Walau suasana kota lebih sepi, tapi kehangatan penduduk Suriah tetap terasa. Pemilik toko sembako dekat tempat saya tinggal selalu mengingatkan saya untuk menyetok kebutuhan pokok sebelum akhir pekan.
"Kamu harus belanja sekarang, karena Jumat sampai Minggu pertokoan tutup. Kalau sedang tidak punya uang, bawa saja dulu," ujar si pemilik toko.
Perhatian yang sama juga saya rasakan dari pemilik rumah yang saya sewa.
"Kalau kamu takut, kamu bisa mengungsi bersama kami. Di rumah kami ada gudang bawah tanah untuk berlindung," katanya.
Alhamdulillah saya bisa menjalani kehidupan di Suriah meski perang berkobar. Bahkan, 2016 saya yang saat itu menjabat sebagai Ketua Persatuan Pelajar Indonesia (PPI) sempat menjadi koordinator untuk melakukan aksi penggalangan dana sekaligus penyaluran donasi dari PPI Dunia untuk masyarakat WNI dan korban perang melalui lembaga lembaga kredibel seperti Jam'iyyah I'faf Al khoiriyyah yang menampung ribuan janda dan anak-anak yatim.
Saat situasi mulai kondusif, bersama teman-teman PPI Suriah saya sempat mengunjungi Aleppo, kota yang paling terdampak perang. Sedihnya tak terkira, karena hampir seluruh bangunan rusak.
Gerbang Aleppo, yang menjadi saksi bisu perkembangan kerajaan Arab sampai Roma, kini menjadi saksi bisu betapa konflik merusak peradaban di sana.
 Penulis Surat dari Rantau di depan Masjid Khalid bin Walid di Homs, Suriah. (Dok. Mahrus Dimas) |
Saya amat rindu dengan suasana Suriah sebelum perang. Berbeda dengan berita atau foto bertema "kekumuhan" yang banyak ditampilkan media, Suriah sejatinya adalah negara yang berkembang. Kehidupan modern juga ada di sini.

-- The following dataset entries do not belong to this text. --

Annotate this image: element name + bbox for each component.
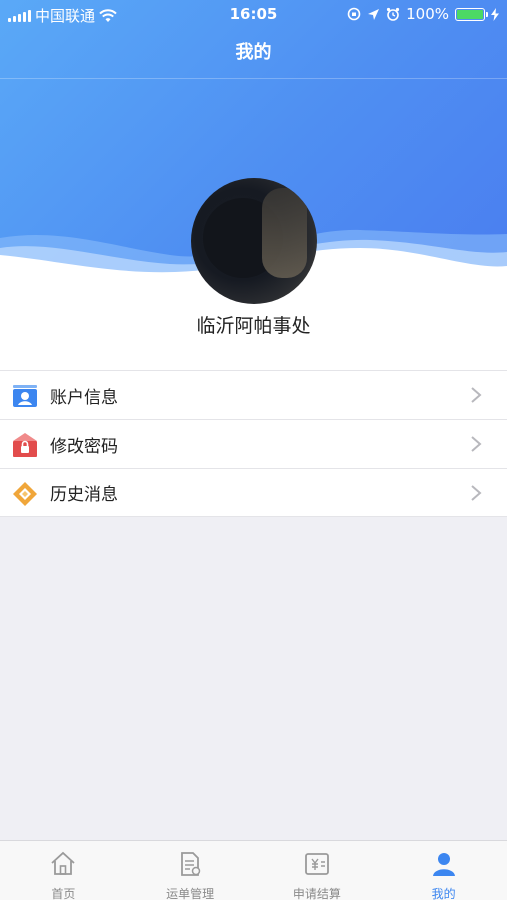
settings-menu: 账户信息 修改密码 历史消息	[0, 370, 507, 517]
account-card-icon	[13, 385, 37, 407]
tab-label-waybill: 运单管理	[166, 887, 215, 900]
status-bar: 中国联通 16:05 100%	[0, 0, 507, 28]
battery-percent: 100%	[406, 5, 449, 23]
menu-item-history-messages[interactable]: 历史消息	[0, 468, 507, 517]
lock-house-icon	[13, 433, 37, 457]
alarm-icon	[387, 7, 400, 21]
menu-item-account-info[interactable]: 账户信息	[0, 370, 507, 419]
document-icon	[181, 852, 201, 876]
tab-label-settlement: 申请结算	[292, 887, 341, 900]
location-icon	[368, 8, 380, 20]
page-title: 我的	[235, 42, 272, 63]
user-name: 临沂阿帕事处	[196, 315, 311, 337]
status-right: 100%	[347, 5, 499, 23]
profile-header: 中国联通 16:05 100% 我的 临沂阿帕事处	[0, 0, 507, 370]
menu-label-change-password: 修改密码	[50, 436, 118, 457]
avatar-photo-highlight	[262, 188, 307, 278]
diamond-message-icon	[13, 482, 37, 506]
chevron-right-icon	[471, 485, 482, 501]
tab-bar: 首页 运单管理 申请结算 我的	[0, 840, 507, 900]
menu-label-history-messages: 历史消息	[50, 485, 118, 505]
tab-label-mine: 我的	[431, 887, 456, 900]
avatar[interactable]	[191, 178, 317, 304]
tab-home[interactable]: 首页	[0, 841, 127, 900]
orientation-lock-icon	[347, 7, 361, 21]
tab-settlement[interactable]: 申请结算	[254, 841, 381, 900]
menu-label-account-info: 账户信息	[50, 387, 118, 408]
home-icon	[51, 851, 75, 875]
tab-waybill[interactable]: 运单管理	[127, 841, 254, 900]
menu-item-change-password[interactable]: 修改密码	[0, 419, 507, 468]
nav-divider	[0, 78, 507, 79]
battery-fill	[457, 9, 483, 19]
person-icon	[432, 853, 455, 876]
battery-icon	[455, 7, 488, 21]
chevron-right-icon	[471, 387, 482, 403]
yen-receipt-icon	[304, 853, 329, 875]
chevron-right-icon	[471, 436, 482, 452]
tab-label-home: 首页	[51, 887, 76, 900]
charging-bolt-icon	[491, 7, 499, 21]
tab-mine[interactable]: 我的	[380, 841, 507, 900]
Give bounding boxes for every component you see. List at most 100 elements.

Suriah juga yang saya rasa amat jarang terjadi kasus SARA. Tak pernah ada keributan soal perbedaan suku atau agama di sini.
Saat Ramadan dan Lebaran, kaum non-Muslim akan tetap membantu membagikan makanan kepada kaum musafir atau datang saat diundang tetangganya makan-makan bahkan tentara non-Muslim menjaga masjid-masjid yang sedang melaksanakan salat Idul Fitri. Begitu juga sebaliknya saat Natal, kaum Muslim ikut melihat karnavalnya di jalan.
Jadi saat melihat pemandangan ada kawasan yang hancur akibat perang, hati saya jadi ikut hancur. Membayangkan ada banyak keluarga yang mungkin kehilangan anggota keluarganya, atau keluarga yang tak lagi punya rumah dan kini tinggal di pengungsian.
Suriah sebelum perang juga merupakan negara yang bisa saya bilang paling jarang penampakan pengemisnya. Sekarang, banyak yang mengemis di pinggir jalan, terutama anak-anak kecil.
Saya pernah dikerubuti karena memberikan uang ke salah satu dari mereka. Tapi penduduk Suriah langsung membantu mengusir mereka yang mengelilingi saya.
Sepertinya meminta-minta bukan budaya mereka, apalagi kepada pendatang. Karena sang penduduk Suriah itu merasa malu saya dikerubuti pengemis, akhirnya ia mengundang saya untuk minum teh di rumahnya. Ini juga menjadi salah satu bukti tentang akhlak mulia para penduduk Suriah.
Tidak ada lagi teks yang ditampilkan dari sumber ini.